How to Calculate New Rates
Some things to look at are:
- Monthly interest rates
- Repayment amount
- How long you think it will take to pay off the total (including accumulated interest)
Calculate how much you need to borrow to cover your total debt amount. Make sure this includes all interest and fees to pay off your debts early. Many banks and financial institutions have calculators for this online if you don’t feel like doing it by hand. Once you have it all calculated out, see how it would compare to a debt consolidation loan. If the consolidation loan is substantially less, then it’s safe to say it will be a great option for you!
Example Scenario
Andrea has a credit card with $10,000 outstanding, a second card with $5,000, and a car loan for $15,000. Instead of making three payments at different times of the month and paying three separate interest rates, Andrea can consolidate all three amounts into one $30,000 personal loan. This personal loan for debt consolidation has one regular payment and a lower interest rate than that of the combined loans, which saves her money and makes it easier for her to plan out her budget in advance.

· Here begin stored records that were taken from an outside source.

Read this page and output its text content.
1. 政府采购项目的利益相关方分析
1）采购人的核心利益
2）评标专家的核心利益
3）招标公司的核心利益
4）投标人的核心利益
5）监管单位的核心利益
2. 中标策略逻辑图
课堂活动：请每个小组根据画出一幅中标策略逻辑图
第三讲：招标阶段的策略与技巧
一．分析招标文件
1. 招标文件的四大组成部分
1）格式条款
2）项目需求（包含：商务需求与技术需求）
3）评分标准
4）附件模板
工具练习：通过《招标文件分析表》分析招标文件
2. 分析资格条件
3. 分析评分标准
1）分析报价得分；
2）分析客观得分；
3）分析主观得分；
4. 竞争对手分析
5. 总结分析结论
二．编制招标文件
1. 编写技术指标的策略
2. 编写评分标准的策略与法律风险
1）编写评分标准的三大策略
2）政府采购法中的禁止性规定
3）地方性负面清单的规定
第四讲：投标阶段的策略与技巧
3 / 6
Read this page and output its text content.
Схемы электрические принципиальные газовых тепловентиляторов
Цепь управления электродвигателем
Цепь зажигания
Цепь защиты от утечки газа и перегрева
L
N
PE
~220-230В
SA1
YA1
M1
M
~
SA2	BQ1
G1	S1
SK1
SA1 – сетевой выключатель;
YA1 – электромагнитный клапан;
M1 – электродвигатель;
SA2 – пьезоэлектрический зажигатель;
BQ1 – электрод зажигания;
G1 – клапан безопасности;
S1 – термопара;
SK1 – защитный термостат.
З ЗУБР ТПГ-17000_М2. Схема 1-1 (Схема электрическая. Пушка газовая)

Things to Consider Before Consolidating Your Loans
Only sign up for a new loan if it’s without a doubt the best option financially for you, and you’re sure that you can pay it off in the time required.
If you’re having trouble paying back your loans, consider talking to your loan provider to see if they can work out an alternative payment plan or extend your loan period. This would be easiest to try with your utility provider if you’re behind on electricity, phone, or other utility payments. If you’re struggling with multiple credit card payments, you may also be able to get a credit card balance transfer, but this may not make financial sense for your situation. Seek financial counselling if you’re confused about what’s best for you.
The most important thing is to avoid getting deeper into debt. If you will get access to more credit through a consolidated loan and you’ll be tempted to spend more, think about the long- term implications. Also, think very seriously about using your home as an asset. Refinancing your home is not a good option if there’s any doubt that you’ll be able to pay your debts back in the time period required by your loan agreements.